119 Hardware St,
Melbourne, VIC 3000
03 9670 6394
In case you have been living in a cave, bao is in right now in Melbourne. Not that these little steamed Asian meat buns were a rarity before, just that they have always been relegated to the narrow streets of Chinatown, Bourke St. Now it just feels like everyone is munching on these little sacks of dough, touted as a healthy snack option.
Prior to this review word of mouth got to me that two new places just opened up, both were selling paos. I found the timing curious. Anyone who has had experience working in the restaurant industry can tell you that can’t be a coincidence. Even more curious was how the owners plan to sell the concept of the humble bao to a city that has such an organic and flaky food scene.
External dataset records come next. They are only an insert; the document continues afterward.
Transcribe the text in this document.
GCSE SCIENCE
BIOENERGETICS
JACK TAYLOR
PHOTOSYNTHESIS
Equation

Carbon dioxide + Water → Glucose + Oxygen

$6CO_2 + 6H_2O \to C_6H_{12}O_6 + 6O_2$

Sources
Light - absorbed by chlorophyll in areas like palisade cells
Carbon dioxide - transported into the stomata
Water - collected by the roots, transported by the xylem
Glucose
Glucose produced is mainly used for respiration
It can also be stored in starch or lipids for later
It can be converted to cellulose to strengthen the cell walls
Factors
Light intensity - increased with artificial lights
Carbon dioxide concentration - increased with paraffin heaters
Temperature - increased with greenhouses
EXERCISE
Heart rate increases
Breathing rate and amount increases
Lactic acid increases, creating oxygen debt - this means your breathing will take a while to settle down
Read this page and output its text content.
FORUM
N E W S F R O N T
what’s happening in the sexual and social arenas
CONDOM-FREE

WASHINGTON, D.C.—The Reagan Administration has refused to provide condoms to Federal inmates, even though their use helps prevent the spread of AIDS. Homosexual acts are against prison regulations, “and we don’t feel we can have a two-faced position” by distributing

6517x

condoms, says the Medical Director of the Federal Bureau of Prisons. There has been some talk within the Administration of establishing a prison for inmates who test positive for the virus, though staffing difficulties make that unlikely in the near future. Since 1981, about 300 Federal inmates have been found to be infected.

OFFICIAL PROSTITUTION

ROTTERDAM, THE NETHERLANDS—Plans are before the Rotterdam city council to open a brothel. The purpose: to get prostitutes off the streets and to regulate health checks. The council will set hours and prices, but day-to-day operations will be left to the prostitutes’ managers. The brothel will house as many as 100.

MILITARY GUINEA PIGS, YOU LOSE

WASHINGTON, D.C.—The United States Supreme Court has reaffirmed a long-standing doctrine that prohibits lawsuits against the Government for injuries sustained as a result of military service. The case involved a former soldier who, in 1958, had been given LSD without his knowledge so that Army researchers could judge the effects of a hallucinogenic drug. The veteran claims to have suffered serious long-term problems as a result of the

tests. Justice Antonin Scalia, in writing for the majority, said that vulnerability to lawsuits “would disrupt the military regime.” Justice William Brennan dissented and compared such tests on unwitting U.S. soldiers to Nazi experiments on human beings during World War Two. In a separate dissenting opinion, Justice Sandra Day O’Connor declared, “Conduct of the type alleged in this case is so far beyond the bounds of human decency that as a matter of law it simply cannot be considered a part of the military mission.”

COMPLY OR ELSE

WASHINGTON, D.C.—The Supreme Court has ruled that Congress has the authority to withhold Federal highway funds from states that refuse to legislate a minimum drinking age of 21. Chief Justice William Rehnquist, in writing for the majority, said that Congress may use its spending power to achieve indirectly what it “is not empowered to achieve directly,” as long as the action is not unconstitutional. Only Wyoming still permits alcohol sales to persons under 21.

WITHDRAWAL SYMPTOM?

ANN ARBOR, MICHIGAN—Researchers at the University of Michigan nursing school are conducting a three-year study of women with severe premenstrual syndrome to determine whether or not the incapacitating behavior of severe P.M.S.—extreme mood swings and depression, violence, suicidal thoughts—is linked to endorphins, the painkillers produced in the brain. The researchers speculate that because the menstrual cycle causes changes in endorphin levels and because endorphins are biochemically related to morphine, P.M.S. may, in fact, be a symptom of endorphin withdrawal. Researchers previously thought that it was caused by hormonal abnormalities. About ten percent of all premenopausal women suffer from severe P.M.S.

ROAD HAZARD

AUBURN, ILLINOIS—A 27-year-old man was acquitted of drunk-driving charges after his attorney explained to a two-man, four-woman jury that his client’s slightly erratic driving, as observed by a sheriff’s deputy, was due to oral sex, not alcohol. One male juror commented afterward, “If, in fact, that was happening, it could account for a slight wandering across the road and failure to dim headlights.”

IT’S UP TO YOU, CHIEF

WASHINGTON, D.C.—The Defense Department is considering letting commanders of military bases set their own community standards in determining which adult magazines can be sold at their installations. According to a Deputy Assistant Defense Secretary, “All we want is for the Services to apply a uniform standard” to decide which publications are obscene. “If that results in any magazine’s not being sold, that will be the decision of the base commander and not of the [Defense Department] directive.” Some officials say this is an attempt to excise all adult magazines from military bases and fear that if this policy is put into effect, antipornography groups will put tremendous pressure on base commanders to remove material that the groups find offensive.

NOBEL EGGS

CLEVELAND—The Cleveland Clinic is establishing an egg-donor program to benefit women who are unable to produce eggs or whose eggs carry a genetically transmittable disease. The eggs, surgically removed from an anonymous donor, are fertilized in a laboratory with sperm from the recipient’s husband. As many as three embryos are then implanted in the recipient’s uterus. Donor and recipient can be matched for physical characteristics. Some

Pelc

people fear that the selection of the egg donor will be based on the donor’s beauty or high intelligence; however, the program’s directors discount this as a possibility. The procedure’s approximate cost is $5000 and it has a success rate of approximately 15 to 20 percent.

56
Allow me to elaborate. A bao is a bao is a bao. There are only that many (acceptable) variations out there. You have the original meat buns with barbecue pork or chicken. Then there’s the vegetarian version and the sweet selections that traditionally come with lotus and red bean paste. There may be flavors that appeal to specific regions such as kaya (coconut egg jam) but that’s pretty much it.
Not only that, as with anything that originated from Asia it’s a given that one of the prerequisites of a successful venture is pleasing the Asian market. I can tell you with first hand experience that the Asian diaspora community are the hardest taste buds to please.
Which comes back to the review. Out of the two establishments, Bao Now stands out more not only because they address the few issues I highlighted above but also because they appear to be genuinely passionate about reinventing baos and contributing to Melbourne’s vibrant food scene.
The tiny little bao shop was started by two friends, both formerly involved in the IT sector who wanted to bring something unique to Melbourne. As their former profession involved a lot of traveling, it contributed to their passion for food and fueled their creativity. So instead of sticking to the tried and tested recipes the duo decided to infuse their baos with unique ‘global’ flavors.
Here you’ll find the funkiest of fusions some familiar such as bacon & egg and vanilla custard. Some sound intriguing like vanilla cheesecake (my personal favorite) and spicy buffalo wings. And some just plain odd: spinach & feta anyone?
In addition to their staple of internationally influenced flavors the Bao Now kitchen also comes up a new flavor every week ala Cupcake Central style. As part of their Secret Word Tuesday campaign you can actually get these Flavor of the Week baos for free if you subscribe and pay attention to their Facebook page. What’s a little loss of privacy when there’s free snacks up for grabs eh?
So purists and posh-eaters be warned, this may not be the place for you if you’re expecting traditional paos just like ‘back home’. Recommended only for the adventurous and avid foodies.
The Final Word:
Is it worth the hype?
Yup. In going a totally different direction Bao Now has set itself apart from their counterparts. Until the next wannabe bao entrepreneur comes along I think Bao Now has secured its place in the burgeoning bao market.
Is it worth the price?
Yes. At first glance their baos may seem smaller than what we’re used to but to be honest most paos in the market are dressed up to look big and hardly have much filling. At least with Bao Now’s you get a good bun, filling ratio. Plus I’ve been told that they don’t use bleached flour for their buns and lean more towards organic products.
Will I come back again?
Three words: Secret Word Tuesday! No but in all seriousness I do appreciate the passion that these guys put into their creations. Always have been a sucker for creative and quirky types, plus it’s hard not to root for the underdogs.